# Introduction to data wrangling with pandas

NICAR 2022, Jonathan Soma / js4571@columbia.edu / [@dangerscarf](https://twitter.com/dangerscarf)

Featuring incredibly weird and wild data from the [National Electronic Injury Surveillance System (NEISS)](https://www.cpsc.gov/Research--Statistics/NEISS-Injury-Data). You can find documentation [here](https://github.com/jsoma/NICAR22-pandas/blob/main/fancy-data/2018-NEISS-CPSC-only-CodingManual.pdf).

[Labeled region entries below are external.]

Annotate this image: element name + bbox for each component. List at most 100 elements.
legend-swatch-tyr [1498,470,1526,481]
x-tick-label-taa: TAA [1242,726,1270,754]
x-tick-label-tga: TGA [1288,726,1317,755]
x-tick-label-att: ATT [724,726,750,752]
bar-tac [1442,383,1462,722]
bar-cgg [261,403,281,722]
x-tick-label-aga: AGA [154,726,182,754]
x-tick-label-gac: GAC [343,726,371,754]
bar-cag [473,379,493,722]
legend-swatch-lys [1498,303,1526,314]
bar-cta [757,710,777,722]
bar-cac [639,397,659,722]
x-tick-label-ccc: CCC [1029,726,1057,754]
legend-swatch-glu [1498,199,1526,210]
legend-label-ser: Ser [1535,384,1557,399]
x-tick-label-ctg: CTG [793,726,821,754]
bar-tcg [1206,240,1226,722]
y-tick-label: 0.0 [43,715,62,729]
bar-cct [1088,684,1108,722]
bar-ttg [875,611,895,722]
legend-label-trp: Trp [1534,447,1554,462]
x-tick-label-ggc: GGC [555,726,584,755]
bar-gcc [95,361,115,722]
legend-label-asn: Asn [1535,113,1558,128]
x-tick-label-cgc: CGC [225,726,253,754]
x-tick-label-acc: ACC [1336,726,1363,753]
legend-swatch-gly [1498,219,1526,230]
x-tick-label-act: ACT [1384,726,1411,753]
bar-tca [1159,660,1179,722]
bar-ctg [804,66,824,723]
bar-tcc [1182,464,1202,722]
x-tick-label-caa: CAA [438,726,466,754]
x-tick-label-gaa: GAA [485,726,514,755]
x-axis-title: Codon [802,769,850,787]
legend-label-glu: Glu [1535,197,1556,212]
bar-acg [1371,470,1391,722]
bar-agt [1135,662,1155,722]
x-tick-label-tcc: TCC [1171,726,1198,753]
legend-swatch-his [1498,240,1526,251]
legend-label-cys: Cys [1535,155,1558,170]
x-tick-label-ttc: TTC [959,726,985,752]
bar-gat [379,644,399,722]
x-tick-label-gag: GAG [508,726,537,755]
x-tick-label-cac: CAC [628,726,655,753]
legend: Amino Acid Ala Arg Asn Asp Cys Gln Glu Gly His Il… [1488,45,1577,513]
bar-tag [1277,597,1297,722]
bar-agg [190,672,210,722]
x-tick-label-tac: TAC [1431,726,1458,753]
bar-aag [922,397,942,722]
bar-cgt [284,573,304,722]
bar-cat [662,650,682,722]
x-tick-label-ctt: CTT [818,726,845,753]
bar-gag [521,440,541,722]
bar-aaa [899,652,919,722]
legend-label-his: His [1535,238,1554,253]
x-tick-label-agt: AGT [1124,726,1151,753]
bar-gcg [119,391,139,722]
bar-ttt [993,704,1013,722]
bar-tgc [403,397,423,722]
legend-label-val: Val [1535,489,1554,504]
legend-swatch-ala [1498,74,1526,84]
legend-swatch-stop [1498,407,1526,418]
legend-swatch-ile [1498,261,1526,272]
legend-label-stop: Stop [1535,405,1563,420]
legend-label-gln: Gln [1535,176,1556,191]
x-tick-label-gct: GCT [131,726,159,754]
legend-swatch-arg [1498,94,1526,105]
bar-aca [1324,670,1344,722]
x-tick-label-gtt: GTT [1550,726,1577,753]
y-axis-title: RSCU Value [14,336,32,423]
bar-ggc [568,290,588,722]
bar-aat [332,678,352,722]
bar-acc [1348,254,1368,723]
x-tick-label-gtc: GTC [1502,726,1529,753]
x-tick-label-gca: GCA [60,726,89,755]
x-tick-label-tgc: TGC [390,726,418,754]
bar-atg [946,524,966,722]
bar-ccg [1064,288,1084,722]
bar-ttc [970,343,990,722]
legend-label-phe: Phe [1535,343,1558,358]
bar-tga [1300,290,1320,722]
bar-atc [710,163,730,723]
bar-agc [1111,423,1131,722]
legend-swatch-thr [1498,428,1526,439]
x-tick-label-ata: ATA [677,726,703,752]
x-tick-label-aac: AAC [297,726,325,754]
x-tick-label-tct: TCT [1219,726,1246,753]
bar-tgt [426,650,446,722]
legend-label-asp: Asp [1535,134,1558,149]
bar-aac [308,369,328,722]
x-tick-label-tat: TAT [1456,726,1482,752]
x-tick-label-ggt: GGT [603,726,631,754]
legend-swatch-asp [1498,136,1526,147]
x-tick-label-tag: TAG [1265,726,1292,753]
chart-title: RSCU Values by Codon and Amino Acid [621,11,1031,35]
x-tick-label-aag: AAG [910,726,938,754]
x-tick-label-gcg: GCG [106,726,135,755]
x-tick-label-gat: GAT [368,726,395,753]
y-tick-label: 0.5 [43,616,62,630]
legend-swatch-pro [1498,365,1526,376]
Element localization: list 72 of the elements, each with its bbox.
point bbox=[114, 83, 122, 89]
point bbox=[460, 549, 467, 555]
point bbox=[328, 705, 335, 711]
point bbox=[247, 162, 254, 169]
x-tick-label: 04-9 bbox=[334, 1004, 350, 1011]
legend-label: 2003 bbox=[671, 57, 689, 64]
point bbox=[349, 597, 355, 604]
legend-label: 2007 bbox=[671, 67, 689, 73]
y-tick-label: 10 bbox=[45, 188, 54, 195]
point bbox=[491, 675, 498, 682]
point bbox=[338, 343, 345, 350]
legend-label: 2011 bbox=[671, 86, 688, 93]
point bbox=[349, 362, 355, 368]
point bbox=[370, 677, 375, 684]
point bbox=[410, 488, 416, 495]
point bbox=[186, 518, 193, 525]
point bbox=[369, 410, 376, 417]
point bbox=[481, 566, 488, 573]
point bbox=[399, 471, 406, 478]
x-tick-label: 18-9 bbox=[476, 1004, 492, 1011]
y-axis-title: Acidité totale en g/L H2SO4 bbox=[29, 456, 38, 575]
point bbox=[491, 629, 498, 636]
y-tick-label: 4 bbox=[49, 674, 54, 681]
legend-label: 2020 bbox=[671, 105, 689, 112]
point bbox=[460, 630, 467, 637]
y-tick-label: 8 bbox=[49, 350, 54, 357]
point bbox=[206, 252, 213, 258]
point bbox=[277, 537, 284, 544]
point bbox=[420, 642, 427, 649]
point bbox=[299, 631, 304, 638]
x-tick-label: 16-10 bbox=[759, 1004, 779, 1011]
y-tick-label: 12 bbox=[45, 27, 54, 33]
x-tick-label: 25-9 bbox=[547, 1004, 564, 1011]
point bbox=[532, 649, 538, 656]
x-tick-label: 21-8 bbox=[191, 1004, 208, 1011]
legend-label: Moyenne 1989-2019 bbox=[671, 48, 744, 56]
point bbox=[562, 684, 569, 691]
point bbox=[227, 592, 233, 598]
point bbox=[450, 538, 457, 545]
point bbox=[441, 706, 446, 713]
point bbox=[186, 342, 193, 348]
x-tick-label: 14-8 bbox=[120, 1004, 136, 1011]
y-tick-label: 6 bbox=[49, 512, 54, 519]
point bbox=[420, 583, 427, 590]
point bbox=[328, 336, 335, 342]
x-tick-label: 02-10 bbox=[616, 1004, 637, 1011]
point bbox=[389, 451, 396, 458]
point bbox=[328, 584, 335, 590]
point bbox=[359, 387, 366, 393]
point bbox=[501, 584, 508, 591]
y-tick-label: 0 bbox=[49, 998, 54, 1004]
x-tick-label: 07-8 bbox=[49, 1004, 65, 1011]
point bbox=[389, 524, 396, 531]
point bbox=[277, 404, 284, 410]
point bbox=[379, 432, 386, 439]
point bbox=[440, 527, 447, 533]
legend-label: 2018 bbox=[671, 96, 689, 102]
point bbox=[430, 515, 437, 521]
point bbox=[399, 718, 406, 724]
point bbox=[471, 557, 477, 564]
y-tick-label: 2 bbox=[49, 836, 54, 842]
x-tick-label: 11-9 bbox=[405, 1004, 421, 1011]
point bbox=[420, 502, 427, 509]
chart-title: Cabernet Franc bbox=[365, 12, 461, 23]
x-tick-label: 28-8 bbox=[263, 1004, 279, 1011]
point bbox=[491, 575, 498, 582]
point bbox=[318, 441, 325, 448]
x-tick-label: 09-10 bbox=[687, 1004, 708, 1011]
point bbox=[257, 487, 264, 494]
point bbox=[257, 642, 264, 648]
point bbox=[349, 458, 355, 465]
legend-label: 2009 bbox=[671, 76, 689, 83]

## Download the files we're going to need

In [None]:
import requests

response = requests.get("https://raw.githubusercontent.com/jsoma/NICAR22-pandas/main/fancy-data/neiss_cleaned.tsv")
with open('neiss_cleaned.tsv', 'w') as f:
    f.write(response.text)
    
response = requests.get("https://raw.githubusercontent.com/jsoma/NICAR22-pandas/main/fancy-data/products.csv")
with open('products.tsv', 'w') as f:
    f.write(response.text)

## Reading in our data

I'll give you this one for free!

In [None]:
import pandas as pd
import numpy as np

pd.set_option("display.max_colwidth", None)
pd.set_option("display.max_columns", None)

In [None]:
df = pd.read_csv("neiss_cleaned.tsv", sep='\t', encoding='latin-1')
df.head()

## Cleaning up our data

### Age

In [None]:
df.Age.median()

In [None]:
df.Age.hist()

In [None]:
df = df[df.Age < 200]
df.Age.hist()

## Gender

In [None]:
df.Sex.value_counts()

In [None]:
df.Sex = df.Sex.replace({
    1: 'Male',
    2: 'Female',
    0: np.nan
})

In [None]:
df.head()

In [None]:
df.Sex.value_counts()

In [None]:
df.Sex.value_counts(normalize=True)

### Race

In [None]:
df.Race.value_counts()

In [None]:
df.Race = df.Race.replace({
    1: 'White',
    2: 'Black/African American',
    4: 'Asian',
    5: 'American Indian/Alaskan Native',
    6: 'Native Hawaiian/Pacific Islander',
    3: 'Other',
    0: np.nan
})

In [None]:
df.Race.value_counts()

## Searching through our data

In [None]:
df.Other_Race.value_counts()

In [None]:
df.Other_Race.value_counts().head(30)

In [None]:
df[df.Other_Race.str.contains("HISP", na=False)]

In [None]:
df[df.Other_Race.str.contains("HISP", na=False)].Other_Race.value_counts()

## Wall punching!

In [None]:
df[df.Narrative_1.str.contains("PUNCH")]

In [None]:
punchers = df[df.Narrative_1.str.contains("PUNCH.*WALL")]
punchers

In [None]:
punchers.Age.hist()

In [None]:
punchers.Sex.value_counts().plot(kind='barh')

## A supplemental dataset

We're going to merge with another dataset.

In [None]:
products = pd.read_csv("products.csv")
products.head(10)

In [None]:
# 136 - drinking fountain
# 1660 - umbrellas
# 1934 - hot water

df[df.Product_1 == 136]

## Merging our datasets

In [None]:
merged = df.merge(products, left_on='Product_1', right_on='product_code')
merged.head()

In [None]:
merged.product_name.value_counts()

In [None]:
merged[merged.Narrative_1.str.contains("PUNCH")].product_name.value_counts().head(20)